The following items shall be addressed by the group:

  1. Document the recent causes for recent power and/or system failures. An analysis of previous events should be performed when relevant.
  2. Document the series of events after the issues arose and impacts. Identify areas of concern where on-site/off-site coordination, team communication breakdowns and/or a lack of documented procedures hindered progress.
    • This includes alert systems and/or communication channels to the appropriate stakeholders that may or may not have been in place
  3. What system components are specifically identified as critical (from either a downtime or equipment safety standpoint) and require additional redundancy to remain operational and/or be powered down gracefully during electrical transients or outages? These are items that impact operations beyond the window of the power outage and not simply items that are to be on the building UPS power.
    • Are the identified systems specified, installed, functional, and verified against their requirements? Are the requirements sufficient?
    • Are there additional items to be identified as critical?
  4. What corrective actions must be accomplished immediately to ensure safety to equipment currently on the summit in the event of an electrical transient or power loss? Note that making the system safe does not necessitate that it be functional.
  5. Identify the summit equipment that is susceptible to damage and/or failure if electrical transients occur:
    • What are the current system requirements (in LSE-30 and below) that aim to protect these systems?
    • What is the level of acceptable risk to these systems and how is it defined?
    • Are the requirements sufficient to obtain the level of acceptable risk?
    • Have the requirements been covered and verified such that the current hardware systems do not surpass the level of acceptable risk?
  6. What corrective actions must be put in place prior to resuming activities that were halted and/or reduced as per the recommendations in question 4?
  7. What further systems and/or procedures should be put in place to reduce risk in the future? Identify deadlines where appropriate.
  8. What mechanisms need to be in place for on-the-ground personnel to get the required information they need to address issues encountered during power and/or network failures? What training is required for on-site personnel such that they can access required materials during outages?
  9. What activities are planned to ensure the required power and networking systems are properly specified and verified prior to the LSST-Cam pre-ship review? Are there additional requirements and/or verification activities necessary to ensure safe operation upon delivery? Are failure scenarios addressed as part of the pre-ship review criteria?

4   Timeline

This group is to complete items 1-4 of this charge by December 20th, with items 5 and 6 to be completed by January 10th (TBR), and items 7-10 delivered Feb 10th (TBR).
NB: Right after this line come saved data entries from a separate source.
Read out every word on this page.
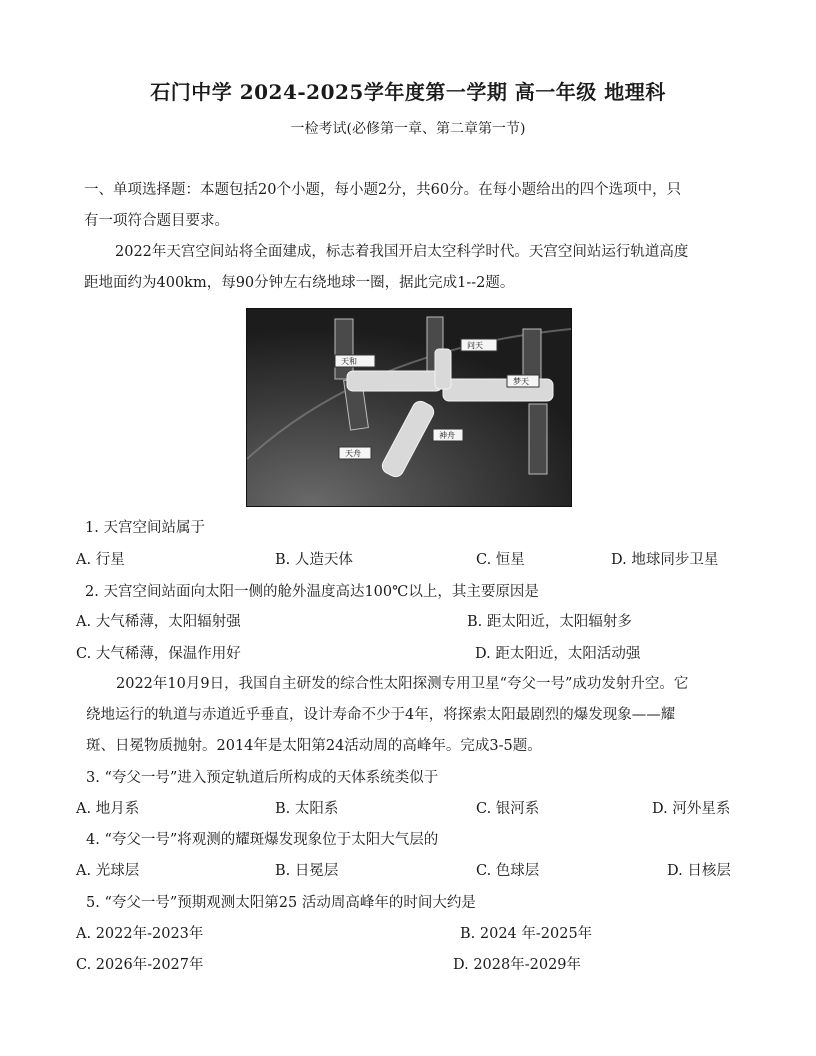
石门中学 2024-2025学年度第一学期 高一年级 地理科
一检考试(必修第一章、第二章第一节)
一、单项选择题：本题包括20个小题，每小题2分，共60分。在每小题给出的四个选项中，只
有一项符合题目要求。
2022年天宫空间站将全面建成，标志着我国开启太空科学时代。天宫空间站运行轨道高度
距地面约为400km，每90分钟左右绕地球一圈，据此完成1--2题。
天和
问天
梦天
神舟
天舟
1. 天宫空间站属于
A. 行星	B. 人造天体	C. 恒星	D. 地球同步卫星
2. 天宫空间站面向太阳一侧的舱外温度高达100℃以上，其主要原因是
A. 大气稀薄，太阳辐射强	B. 距太阳近，太阳辐射多
C. 大气稀薄，保温作用好	D. 距太阳近，太阳活动强
2022年10月9日，我国自主研发的综合性太阳探测专用卫星“夸父一号”成功发射升空。它
绕地运行的轨道与赤道近乎垂直，设计寿命不少于4年，将探索太阳最剧烈的爆发现象——耀
斑、日冕物质抛射。2014年是太阳第24活动周的高峰年。完成3-5题。
3. “夸父一号”进入预定轨道后所构成的天体系统类似于
A. 地月系	B. 太阳系	C. 银河系	D. 河外星系
4. “夸父一号”将观测的耀斑爆发现象位于太阳大气层的
A. 光球层	B. 日冕层	C. 色球层	D. 日核层
5. “夸父一号”预期观测太阳第25 活动周高峰年的时间大约是
A. 2022年-2023年	B. 2024 年-2025年
C. 2026年-2027年	D. 2028年-2029年
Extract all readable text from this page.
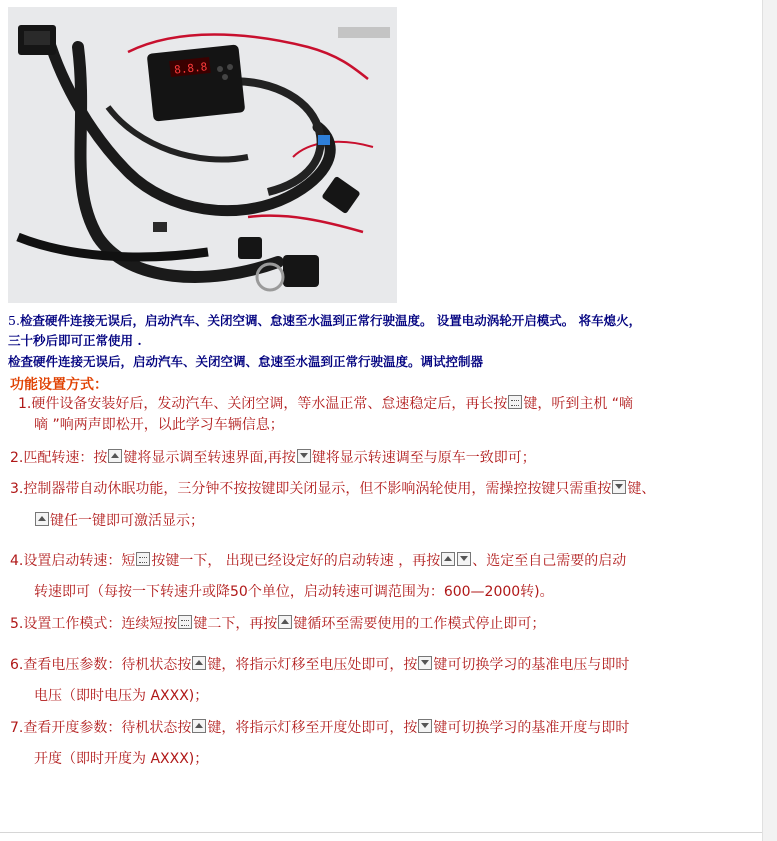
8.8.8
5.检查硬件连接无误后，启动汽车、关闭空调、怠速至水温到正常行驶温度。 设置电动涡轮开启模式。 将车熄火，
三十秒后即可正常使用 .
检查硬件连接无误后，启动汽车、关闭空调、怠速至水温到正常行驶温度。调试控制器
功能设置方式：
1.硬件设备安装好后，发动汽车、关闭空调，等水温正常、怠速稳定后，再长按 键，听到主机 “嘀
嘀 ”响两声即松开，以此学习车辆信息；
2.匹配转速：按 键将显示调至转速界面,再按 键将显示转速调至与原车一致即可；
3.控制器带自动休眠功能，三分钟不按按键即关闭显示，但不影响涡轮使用，需操控按键只需重按 键、
键任一键即可激活显示；
4.设置启动转速：短 按键一下， 出现已经设定好的启动转速 ，再按 、选定至自己需要的启动
转速即可（每按一下转速升或降50个单位，启动转速可调范围为：600—2000转)。
5.设置工作模式：连续短按 键二下，再按 键循环至需要使用的工作模式停止即可；
6.查看电压参数：待机状态按 键，将指示灯移至电压处即可，按 键可切换学习的基准电压与即时
电压（即时电压为 AXXX)；
7.查看开度参数：待机状态按 键，将指示灯移至开度处即可，按 键可切换学习的基准开度与即时
开度（即时开度为 AXXX)；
5   Aspects Considered Out-Of-Scope

  1. Creation of the LCR to support any suggested changes
  2. Design of the components and/or systems to incorporate any new functionality

6   Task Force Members (TBR)

The number of members is intentionally small to facilitate a rapid turn-around of the deliverables. When required, team members are expected to summon additional personnel, specifically those responsible for systems on the summit, for individual meetings to capture additional information. It is recommended that the team meet multiple times per week but for shorter intervals to facilitate a tighter and focused response loop.

  • Camera Team Representative (Chair) - Travis Lange (Diane as a backup?)
  • Summit Electrical Engineer - Luis Vergara (Juan Fabrega another option but may be too busy)
  • Summit Facilities Representative - Oscar Nunez
  • SIT-Com representative with operations experience - Erik Dennihy or Bruno Quint
  • IT Representative - Cristian Silva (delegate to Heinrich or Julio?)